Silver price is on a rebound after the better-than-expected US jobs data triggered a plunge to $27.04. According to the ADP nonfarm employment report, 978,000 additional individuals were employed in May compared to the forecasted 650,000. In April, that number was lower at 654,000.
At the same time, the initial jobless claims have come in lower-than-expected at 385,000. Analysts had forecasted a reading of 390,000, which was still lower than the prior week’s 405,000. The better-than-expected numbers are a sign that the US labor market is steadily recovering.
On Friday, the focus will be on the country’s unemployment rate. Economists expect it to have dropped to 5.9% in May from 6.1% in April. In the prior release, the rate had risen from 6.0%. The Federal Reserve has insisted that it will maintain an accommodative monetary policy until the employment steadily and evenly recovers.

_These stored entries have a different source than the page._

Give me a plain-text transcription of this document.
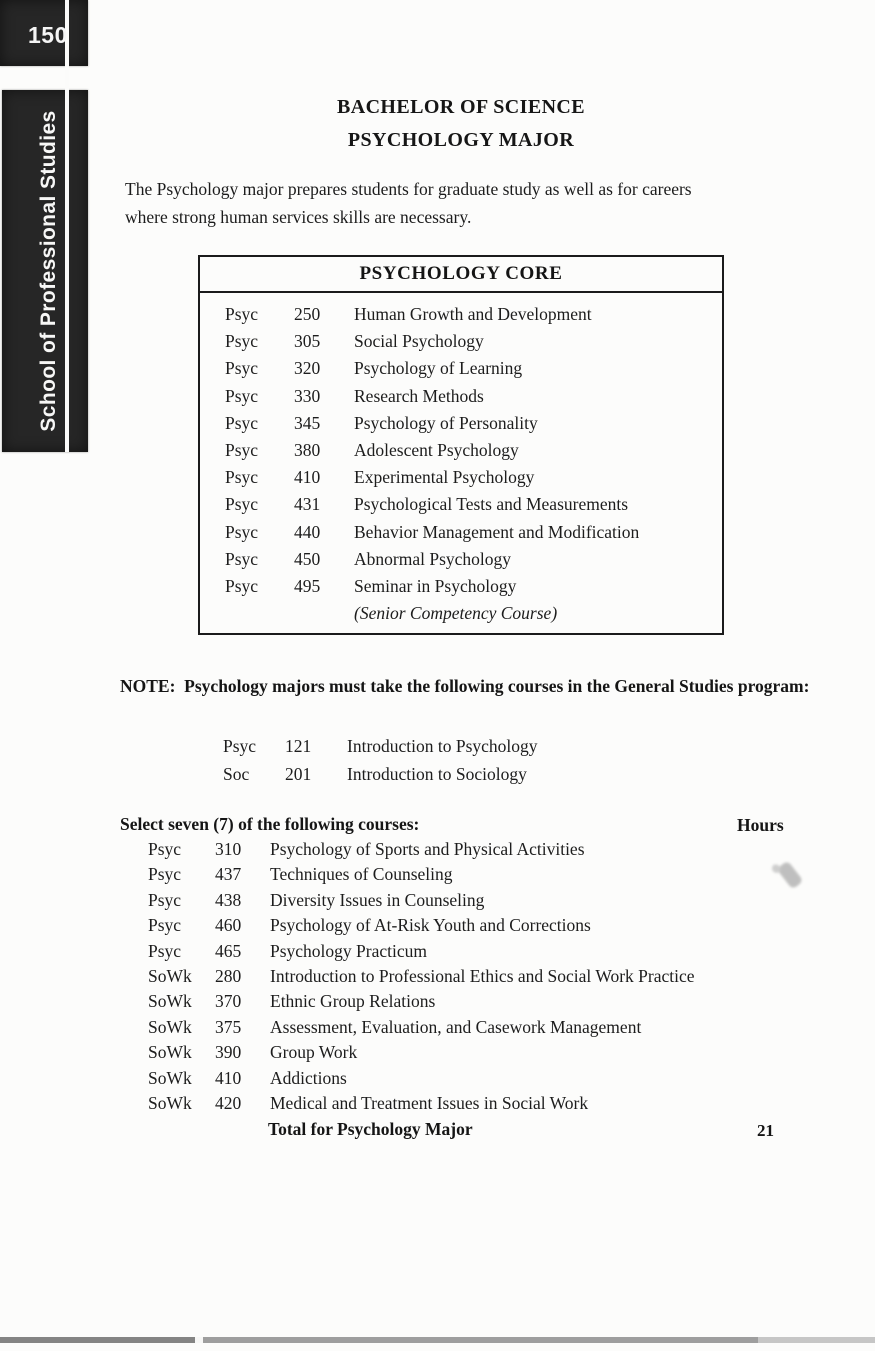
150
School of Professional Studies
BACHELOR OF SCIENCE
PSYCHOLOGY MAJOR
The Psychology major prepares students for graduate study as well as for careers
where strong human services skills are necessary.
PSYCHOLOGY CORE
Psyc 250 Human Growth and Development
Psyc 305 Social Psychology
Psyc 320 Psychology of Learning
Psyc 330 Research Methods
Psyc 345 Psychology of Personality
Psyc 380 Adolescent Psychology
Psyc 410 Experimental Psychology
Psyc 431 Psychological Tests and Measurements
Psyc 440 Behavior Management and Modification
Psyc 450 Abnormal Psychology
Psyc 495 Seminar in Psychology
(Senior Competency Course)
NOTE:  Psychology majors must take the following courses in the General Studies program:
Psyc 121 Introduction to Psychology
Soc 201 Introduction to Sociology
Select seven (7) of the following courses:	Hours
Psyc 310 Psychology of Sports and Physical Activities
Psyc 437 Techniques of Counseling
Psyc 438 Diversity Issues in Counseling
Psyc 460 Psychology of At-Risk Youth and Corrections
Psyc 465 Psychology Practicum
SoWk 280 Introduction to Professional Ethics and Social Work Practice
SoWk 370 Ethnic Group Relations
SoWk 375 Assessment, Evaluation, and Casework Management
SoWk 390 Group Work
SoWk 410 Addictions
SoWk 420 Medical and Treatment Issues in Social Work
Total for Psychology Major	21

Silver price is down by 3.4% at 27.21. It has dropped from 28.25 earlier in the day to an intraday low of 27.04. On a four-hour chart, it is trading below the 25 and 50-day exponential moving averages. With a RSI of 33, it is a few points away from entering the oversold territory.
I expect the precious metal to continue finding support at 27, which is its lowest level since mid-May. As it rebounds, it will probably ease at around 27.50 before rising further to find resistance at 27.90 along the 25 and 50-day EMAs.